Die Barrikaden des Mai

Nach der von Studenten- und Arbeiterschaft sowie dem liberalen Bürgertum gemeinsam getragenen, ebenso spontanen wie blutigen Wiener Märzrevolte findet die Revolution des Jahres 1848 schnell ihre soziale und – mit den Erhebungen Ungarns und Italiens – ihre nationale Differenzierung. Die vom Minister des Inneren, Franz Freiherr von Pillersdorf, Ende April proklamierte „ständische“ Verfassung sah ein an einen Steuerzensus geknüpftes Kurien-Wahlrecht vor, dem gewählten Abgeordnetenhaus sollte ein ernanntes Herrenhaus gegenüberstehen, dem Monarchen wurde ein absolutes Vetorecht zuerkannt, die Bauernfrage blieb unerwähnt.

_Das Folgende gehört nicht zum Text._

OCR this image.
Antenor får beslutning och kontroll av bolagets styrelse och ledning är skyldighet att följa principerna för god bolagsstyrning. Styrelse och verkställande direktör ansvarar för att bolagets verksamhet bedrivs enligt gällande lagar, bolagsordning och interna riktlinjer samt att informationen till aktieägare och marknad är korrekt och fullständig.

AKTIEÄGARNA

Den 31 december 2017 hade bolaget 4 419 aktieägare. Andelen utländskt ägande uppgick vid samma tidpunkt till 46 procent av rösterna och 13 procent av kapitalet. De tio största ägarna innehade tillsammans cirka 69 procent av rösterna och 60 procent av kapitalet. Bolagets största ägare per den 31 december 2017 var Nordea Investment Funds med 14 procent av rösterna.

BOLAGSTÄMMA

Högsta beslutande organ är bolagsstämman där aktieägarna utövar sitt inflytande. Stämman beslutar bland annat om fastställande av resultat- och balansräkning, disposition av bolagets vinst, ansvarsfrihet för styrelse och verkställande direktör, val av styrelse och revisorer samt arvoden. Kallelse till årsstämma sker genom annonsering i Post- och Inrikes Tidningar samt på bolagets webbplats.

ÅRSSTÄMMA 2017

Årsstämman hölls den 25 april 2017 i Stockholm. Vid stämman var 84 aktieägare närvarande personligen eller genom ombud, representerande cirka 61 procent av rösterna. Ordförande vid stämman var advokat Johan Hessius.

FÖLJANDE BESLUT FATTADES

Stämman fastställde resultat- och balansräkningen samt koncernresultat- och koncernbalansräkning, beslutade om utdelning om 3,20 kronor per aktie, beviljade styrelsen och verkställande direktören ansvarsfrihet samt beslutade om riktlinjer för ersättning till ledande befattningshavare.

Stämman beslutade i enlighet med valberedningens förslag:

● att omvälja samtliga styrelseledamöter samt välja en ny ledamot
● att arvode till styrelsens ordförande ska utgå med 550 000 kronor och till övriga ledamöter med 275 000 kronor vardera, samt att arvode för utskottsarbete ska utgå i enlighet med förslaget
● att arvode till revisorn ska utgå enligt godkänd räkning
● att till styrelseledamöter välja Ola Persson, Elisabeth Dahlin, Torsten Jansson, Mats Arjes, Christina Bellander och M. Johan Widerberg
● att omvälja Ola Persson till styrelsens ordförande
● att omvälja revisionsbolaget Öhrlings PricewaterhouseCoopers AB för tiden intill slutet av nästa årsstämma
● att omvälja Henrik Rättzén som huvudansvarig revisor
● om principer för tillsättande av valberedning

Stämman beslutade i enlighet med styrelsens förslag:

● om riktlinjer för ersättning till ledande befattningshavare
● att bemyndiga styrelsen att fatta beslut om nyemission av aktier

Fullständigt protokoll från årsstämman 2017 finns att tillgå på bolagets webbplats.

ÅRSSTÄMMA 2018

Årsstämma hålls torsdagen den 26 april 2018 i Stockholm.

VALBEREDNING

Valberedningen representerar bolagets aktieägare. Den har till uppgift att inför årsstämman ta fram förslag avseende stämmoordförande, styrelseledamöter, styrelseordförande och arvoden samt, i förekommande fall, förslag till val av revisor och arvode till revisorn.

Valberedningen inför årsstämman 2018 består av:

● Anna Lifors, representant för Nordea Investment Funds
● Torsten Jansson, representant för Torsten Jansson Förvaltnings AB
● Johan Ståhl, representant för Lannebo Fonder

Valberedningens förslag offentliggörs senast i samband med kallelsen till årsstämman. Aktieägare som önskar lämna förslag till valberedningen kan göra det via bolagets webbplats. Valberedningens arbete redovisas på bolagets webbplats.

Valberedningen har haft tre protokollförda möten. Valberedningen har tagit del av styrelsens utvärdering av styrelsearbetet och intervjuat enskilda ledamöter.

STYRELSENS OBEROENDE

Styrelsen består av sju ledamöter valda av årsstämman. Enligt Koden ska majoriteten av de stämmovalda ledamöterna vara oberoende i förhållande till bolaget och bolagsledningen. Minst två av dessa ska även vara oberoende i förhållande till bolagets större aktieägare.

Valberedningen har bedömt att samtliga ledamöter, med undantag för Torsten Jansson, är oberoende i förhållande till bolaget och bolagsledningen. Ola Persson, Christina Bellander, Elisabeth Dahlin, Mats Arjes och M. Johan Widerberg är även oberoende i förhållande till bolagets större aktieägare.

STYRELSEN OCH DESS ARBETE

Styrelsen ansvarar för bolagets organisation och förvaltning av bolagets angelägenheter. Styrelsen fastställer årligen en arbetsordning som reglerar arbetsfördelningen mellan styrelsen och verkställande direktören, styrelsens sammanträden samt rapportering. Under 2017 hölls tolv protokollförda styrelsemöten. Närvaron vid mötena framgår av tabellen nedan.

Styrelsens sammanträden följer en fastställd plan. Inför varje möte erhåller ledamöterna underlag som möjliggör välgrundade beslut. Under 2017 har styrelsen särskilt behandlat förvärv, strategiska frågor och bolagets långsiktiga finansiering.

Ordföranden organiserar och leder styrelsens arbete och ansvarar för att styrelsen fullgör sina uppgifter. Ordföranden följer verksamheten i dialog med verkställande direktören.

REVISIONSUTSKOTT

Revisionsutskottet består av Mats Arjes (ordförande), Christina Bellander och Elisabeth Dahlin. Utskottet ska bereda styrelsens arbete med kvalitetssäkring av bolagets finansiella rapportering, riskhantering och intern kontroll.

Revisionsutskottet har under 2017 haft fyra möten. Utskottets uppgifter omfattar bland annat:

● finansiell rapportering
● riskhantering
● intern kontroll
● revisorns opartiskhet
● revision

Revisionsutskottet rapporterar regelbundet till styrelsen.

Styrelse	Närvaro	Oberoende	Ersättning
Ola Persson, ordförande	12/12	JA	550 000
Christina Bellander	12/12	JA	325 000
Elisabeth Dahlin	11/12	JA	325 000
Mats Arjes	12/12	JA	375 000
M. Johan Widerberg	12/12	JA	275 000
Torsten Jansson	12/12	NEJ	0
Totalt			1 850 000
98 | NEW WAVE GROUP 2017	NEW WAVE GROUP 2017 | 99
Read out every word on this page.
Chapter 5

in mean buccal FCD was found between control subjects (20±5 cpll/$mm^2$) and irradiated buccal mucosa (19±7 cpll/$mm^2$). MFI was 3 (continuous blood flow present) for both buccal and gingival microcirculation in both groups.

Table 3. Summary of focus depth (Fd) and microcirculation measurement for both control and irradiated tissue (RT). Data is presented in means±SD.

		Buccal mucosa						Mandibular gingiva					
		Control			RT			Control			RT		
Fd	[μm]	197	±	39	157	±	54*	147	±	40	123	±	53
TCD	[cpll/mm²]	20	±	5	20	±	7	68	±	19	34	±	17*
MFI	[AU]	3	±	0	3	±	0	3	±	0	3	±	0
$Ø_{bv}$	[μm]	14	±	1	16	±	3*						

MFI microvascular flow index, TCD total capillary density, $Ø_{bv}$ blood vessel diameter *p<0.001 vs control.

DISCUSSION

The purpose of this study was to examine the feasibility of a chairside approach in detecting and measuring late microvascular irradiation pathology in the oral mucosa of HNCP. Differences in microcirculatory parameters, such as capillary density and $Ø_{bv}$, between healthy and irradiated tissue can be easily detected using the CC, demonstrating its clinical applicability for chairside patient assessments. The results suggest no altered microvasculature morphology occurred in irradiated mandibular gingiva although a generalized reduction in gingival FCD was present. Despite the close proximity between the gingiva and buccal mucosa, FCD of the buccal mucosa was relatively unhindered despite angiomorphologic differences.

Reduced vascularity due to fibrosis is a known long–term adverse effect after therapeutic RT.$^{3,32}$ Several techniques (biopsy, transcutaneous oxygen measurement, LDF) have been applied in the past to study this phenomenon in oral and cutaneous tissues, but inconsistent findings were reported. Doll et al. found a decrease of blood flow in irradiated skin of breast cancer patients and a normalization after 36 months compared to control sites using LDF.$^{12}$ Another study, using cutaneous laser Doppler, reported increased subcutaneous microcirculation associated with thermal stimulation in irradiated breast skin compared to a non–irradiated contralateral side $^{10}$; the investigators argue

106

Das „Verfassungsoktroi“ provoziert im Mai den erneuten Aufstand der Demokraten, der zunächst in den „Sturmversammlungen“ des 14. und 15. Mai und in einem Marsch der von vorstädtischen Nationalgarden unterstützten Akademischen Legion auf die Hofburg Ausdruck findet. Wien erlebt eine niemals zuvor gesehene Mobilisierung der demokratischen Kräfte, unzählige Barrikaden werden an allen neuralgischen Stellen der Innenstadt errichtet.  Die „jakobinische“ Auflehnung der Maitage zieht die Flucht des kaiserlichen Hofes nach sich und führt zu einer markanten Machtverschiebung zugunsten der radikalen Demokratie: Die eigentliche politische Macht geht auf einen von den Nationalgarden kontrollierten revolutionären „Sicherheitsausschuss“ über.